PSG i Napoli z pierwszymi zwycięstwami

    PSG i Napoli z pierwszymi zwycięstwami

    Antonio Balasco / Shutterstock.com

    Antonio Balasco / Shutterstock.com

    Bardzo ciekawy mecz czekał nas wczoraj w grupie C.

    We Włoszech Napoli podejmowało Liverpool i spotkanie to zostało okrzyknięte hitem drugiej kolejki fazy grupowej Ligi Mistrzów.

    Najpierw PSG

    Jako pierwsi na murawę wybiegli między innymi piłkarze francuskiego Paris Saint Germain. Drużyna z Francji podejmowała Crveną Zvezdę Belgrad, która miała być w tej grupie dostarczycielem punktów. Już jednak w pierwszej kolejce Serbowie potrafili na własnym boisku zremisować z Napoli, co było sporym sukcesem tego zespołu. Wczoraj jednak w stolicy Paryża dominował zespół francuski. Wynik spotkania otworzył w 20. minucie Neymar, a dwie minuty później ten sam zawodnik podwyższył prowadzenie. Jakby tego było mało, do przerwy było już 4:0 dla Paryżan, gdy swoje gole dołożyli Cavani i Di Maria. W przerwie trener gości Milojević dokonał już dwóch zmian, aby poprawić grę swojego zespołu. Serbowie zaprezentowali się w drugiej części gry lepiej, ale i tak przegrali tę połowę.
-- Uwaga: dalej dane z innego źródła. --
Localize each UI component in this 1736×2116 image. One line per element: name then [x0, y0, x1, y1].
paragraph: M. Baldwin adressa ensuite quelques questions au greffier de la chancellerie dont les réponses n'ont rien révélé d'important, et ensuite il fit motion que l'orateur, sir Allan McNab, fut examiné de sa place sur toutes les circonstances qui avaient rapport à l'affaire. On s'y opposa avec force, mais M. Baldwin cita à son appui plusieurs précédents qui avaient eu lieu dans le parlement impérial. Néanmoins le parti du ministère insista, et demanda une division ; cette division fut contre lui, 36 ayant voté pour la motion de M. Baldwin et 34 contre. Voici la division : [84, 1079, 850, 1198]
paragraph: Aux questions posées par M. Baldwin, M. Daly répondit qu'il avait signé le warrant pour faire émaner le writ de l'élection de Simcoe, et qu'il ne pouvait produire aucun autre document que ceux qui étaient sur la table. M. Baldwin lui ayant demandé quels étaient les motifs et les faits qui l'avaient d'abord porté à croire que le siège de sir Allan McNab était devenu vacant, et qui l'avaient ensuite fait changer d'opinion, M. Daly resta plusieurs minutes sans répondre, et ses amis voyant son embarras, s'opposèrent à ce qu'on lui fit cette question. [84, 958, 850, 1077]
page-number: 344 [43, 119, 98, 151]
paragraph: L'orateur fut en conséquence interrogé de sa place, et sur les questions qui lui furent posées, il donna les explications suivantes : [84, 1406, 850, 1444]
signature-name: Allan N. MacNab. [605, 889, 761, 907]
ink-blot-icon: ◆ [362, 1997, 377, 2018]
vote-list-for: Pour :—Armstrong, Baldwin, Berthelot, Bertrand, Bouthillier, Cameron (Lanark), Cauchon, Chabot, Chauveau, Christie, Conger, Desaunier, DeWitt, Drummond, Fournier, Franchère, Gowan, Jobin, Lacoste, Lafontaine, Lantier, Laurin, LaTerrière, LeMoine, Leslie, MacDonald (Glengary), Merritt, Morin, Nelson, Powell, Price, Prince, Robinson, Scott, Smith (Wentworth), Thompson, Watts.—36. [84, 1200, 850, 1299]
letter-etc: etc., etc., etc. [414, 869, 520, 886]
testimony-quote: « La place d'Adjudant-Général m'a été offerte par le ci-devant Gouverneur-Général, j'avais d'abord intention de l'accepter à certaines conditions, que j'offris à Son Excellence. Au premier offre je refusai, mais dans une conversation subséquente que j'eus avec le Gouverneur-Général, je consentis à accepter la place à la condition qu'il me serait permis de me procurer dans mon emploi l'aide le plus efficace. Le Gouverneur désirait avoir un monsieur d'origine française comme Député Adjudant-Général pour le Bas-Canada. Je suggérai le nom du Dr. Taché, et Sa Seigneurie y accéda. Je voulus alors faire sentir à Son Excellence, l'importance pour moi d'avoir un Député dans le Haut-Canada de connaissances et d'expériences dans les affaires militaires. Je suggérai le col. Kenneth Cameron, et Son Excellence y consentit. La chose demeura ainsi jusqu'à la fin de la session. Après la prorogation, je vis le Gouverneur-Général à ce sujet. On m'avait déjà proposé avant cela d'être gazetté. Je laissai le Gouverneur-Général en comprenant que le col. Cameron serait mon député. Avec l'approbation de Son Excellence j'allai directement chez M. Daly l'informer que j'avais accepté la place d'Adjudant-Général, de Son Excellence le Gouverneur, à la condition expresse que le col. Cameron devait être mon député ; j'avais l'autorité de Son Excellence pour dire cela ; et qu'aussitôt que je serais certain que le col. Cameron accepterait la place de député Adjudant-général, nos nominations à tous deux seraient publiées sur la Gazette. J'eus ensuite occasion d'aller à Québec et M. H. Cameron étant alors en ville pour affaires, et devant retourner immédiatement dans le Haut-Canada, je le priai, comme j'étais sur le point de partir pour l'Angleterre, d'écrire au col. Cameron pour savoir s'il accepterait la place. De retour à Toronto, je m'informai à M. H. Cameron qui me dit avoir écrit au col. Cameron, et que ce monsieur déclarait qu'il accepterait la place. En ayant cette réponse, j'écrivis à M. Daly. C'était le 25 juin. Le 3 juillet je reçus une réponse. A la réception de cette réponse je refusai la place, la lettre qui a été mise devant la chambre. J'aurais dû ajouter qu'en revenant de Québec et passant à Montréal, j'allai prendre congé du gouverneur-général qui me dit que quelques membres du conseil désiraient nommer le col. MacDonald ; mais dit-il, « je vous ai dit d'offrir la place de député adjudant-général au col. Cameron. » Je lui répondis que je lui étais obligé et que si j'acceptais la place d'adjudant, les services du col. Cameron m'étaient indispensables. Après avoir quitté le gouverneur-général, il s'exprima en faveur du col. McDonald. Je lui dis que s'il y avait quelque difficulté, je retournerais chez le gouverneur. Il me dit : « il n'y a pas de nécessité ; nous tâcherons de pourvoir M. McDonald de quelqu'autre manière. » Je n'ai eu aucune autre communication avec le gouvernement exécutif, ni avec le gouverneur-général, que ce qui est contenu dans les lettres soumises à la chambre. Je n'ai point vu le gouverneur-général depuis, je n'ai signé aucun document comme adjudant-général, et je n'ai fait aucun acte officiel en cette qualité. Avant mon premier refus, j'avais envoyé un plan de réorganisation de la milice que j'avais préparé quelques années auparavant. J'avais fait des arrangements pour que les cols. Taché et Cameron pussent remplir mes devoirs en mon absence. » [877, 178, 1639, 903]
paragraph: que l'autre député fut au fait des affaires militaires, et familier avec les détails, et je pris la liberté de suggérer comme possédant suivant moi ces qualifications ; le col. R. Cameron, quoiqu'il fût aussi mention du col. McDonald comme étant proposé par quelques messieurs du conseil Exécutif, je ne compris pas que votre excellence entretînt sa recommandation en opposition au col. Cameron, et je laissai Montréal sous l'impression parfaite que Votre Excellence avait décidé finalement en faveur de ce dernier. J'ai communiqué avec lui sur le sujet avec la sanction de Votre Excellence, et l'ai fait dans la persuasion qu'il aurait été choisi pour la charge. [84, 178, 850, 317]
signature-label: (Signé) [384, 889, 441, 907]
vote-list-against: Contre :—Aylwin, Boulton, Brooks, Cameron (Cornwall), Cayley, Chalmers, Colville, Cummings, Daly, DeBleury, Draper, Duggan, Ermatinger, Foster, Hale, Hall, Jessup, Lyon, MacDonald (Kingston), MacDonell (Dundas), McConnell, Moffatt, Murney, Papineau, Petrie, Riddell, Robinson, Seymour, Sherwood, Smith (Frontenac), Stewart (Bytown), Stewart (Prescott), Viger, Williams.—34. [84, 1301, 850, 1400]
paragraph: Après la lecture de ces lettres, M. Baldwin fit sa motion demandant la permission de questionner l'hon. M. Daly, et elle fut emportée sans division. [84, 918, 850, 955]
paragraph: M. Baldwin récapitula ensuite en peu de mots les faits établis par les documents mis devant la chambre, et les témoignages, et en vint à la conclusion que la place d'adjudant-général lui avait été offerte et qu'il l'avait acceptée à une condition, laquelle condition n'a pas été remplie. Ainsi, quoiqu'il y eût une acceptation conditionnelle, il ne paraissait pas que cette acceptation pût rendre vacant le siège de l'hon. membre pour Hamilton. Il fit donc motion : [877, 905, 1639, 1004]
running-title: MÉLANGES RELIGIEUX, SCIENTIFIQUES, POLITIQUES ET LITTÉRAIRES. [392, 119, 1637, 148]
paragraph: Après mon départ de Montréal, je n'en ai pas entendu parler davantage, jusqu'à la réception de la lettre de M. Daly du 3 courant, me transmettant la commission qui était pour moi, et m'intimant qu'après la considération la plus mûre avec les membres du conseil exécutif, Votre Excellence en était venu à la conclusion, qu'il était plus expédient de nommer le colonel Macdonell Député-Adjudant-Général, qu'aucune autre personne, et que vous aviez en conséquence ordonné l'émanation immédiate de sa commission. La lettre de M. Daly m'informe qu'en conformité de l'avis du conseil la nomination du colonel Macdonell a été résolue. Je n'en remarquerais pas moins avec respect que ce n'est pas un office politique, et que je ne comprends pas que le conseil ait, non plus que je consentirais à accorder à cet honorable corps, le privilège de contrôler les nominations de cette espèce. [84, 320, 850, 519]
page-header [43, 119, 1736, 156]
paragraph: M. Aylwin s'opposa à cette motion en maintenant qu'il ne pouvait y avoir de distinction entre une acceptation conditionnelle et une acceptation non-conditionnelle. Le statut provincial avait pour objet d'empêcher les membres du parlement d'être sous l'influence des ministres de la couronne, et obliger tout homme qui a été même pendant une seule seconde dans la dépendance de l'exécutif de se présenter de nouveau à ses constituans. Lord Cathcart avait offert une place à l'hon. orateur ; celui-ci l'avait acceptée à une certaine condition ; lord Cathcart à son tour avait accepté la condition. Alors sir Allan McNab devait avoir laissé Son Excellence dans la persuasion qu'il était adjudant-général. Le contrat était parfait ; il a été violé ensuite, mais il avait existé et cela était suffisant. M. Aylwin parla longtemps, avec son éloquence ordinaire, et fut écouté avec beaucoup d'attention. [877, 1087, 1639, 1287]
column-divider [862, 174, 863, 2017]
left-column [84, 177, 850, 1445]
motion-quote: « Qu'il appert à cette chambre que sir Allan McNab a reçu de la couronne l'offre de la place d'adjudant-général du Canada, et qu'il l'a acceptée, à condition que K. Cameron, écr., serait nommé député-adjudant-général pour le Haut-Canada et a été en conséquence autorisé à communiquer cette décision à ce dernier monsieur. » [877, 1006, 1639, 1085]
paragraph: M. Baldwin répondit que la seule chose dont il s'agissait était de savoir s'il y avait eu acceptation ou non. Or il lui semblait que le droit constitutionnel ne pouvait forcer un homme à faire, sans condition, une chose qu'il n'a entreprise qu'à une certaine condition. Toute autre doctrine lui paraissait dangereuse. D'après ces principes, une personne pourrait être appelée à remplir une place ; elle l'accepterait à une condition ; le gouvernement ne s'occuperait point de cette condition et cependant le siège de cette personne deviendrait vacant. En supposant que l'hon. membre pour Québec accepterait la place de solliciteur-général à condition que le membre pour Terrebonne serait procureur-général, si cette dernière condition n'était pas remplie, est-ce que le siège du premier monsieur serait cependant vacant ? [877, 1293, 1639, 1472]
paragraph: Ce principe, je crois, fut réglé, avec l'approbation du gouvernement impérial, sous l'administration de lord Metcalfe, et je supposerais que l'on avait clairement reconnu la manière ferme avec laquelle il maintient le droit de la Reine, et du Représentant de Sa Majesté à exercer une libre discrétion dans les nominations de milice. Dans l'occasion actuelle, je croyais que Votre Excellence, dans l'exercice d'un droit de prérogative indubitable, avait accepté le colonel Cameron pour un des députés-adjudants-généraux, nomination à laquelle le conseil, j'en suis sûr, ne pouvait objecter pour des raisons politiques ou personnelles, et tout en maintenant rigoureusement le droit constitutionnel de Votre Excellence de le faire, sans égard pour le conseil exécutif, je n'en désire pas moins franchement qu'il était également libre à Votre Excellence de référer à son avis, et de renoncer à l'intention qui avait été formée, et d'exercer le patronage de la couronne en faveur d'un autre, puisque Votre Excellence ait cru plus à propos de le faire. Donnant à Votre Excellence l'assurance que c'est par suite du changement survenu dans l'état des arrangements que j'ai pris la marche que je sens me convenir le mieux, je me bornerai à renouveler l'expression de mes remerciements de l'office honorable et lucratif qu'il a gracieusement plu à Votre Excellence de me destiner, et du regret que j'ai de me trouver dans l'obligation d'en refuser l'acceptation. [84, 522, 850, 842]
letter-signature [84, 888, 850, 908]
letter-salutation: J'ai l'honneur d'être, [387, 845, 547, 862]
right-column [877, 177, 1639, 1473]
    Skończył z hattrickiem

    W 70. minucie spotkania rezultat na 5:0 podwyższył Mbappe. Serbska drużyna odpowiedziała honorowym trafieniem na nieco ponad kwadrans przed końcem. Gola zdobył Marin, lecz ostatni głos należał do gospodarzy. Hattricka skompletował Neymar i ostatecznie PSG wygrało 6:1. W drugim spotkaniu grupy C Napoli rywalizowało z Liverpoolem. Na murawie od pierwszej minuty wystąpił Arkadiusz Milik, a na ostatnie 10 minut wszedł Piotr Zieliński. Obie drużyny wyszły wysoko ustawione do swoich przeciwników i żadna ze stron nie potrafiła na tyle rozmontować defensywy rywala, aby zdobyć gola. Do przerwy był bezbramkowy remis i przez praktycznie całą drugą połowę na tablicy widniał taki sam wynik. W 90. minucie piłkę z prawej strony zgrał Callejon, a futbolówkę do siatki wbił Insigne. Ten ważny gol sprawia, że Napoli wygrało wczorajsze spotkanie i zdobyło niezwykle cenne 3 punkty. Aktualnie Neapolitańczycy są liderem tabeli, lecz w następnej serii gier udadzą się do Paryża na mecz z PSG.

    Lokomotiv bez błysku

    W pierwszej serii gier wysoko przegrał Lokomotiv Moskwa i tym razem ekipa z Grzegorzem Krychowiakiem w składzie liczyła na punkty w starciu z Schalke. Nadal kontuzję leczy Maciej Rybus, dlatego trener Semin mógł skorzystać z usług tylko jednego Polaka. Mecz był dość wyrównany, lecz to Schalke przechyliło szalę zwycięstwa na swoją korzyść. W 88. minucie gola zdobył McKennie. 20-letni pomocnik był jedynym strzelcem gola w tym spotkaniu, dzięki czemu niemiecka drużyna zwyciężyła. W tej grupie swój mecz wygrało także FC Porto. Portugalczycy podejmowali lidera, czyli Galatasaray. Jedyna bramka w meczu padła tuż po przerwie. Gola zdobył Marega, a asystował mu Telles. W samej końcówce, gdy goście zaczęli atakować jeszcze śmielej, by wyrównać, Porto miało kilka okazji do podwyższenia prowadzenia z kontrataków, lecz wynik 1:0 utrzymał się do końca meczu. W tabeli Porto i Schalke mają po 4 punkty, natomiast Galatasaray ma na swoim koncie oczko mniej.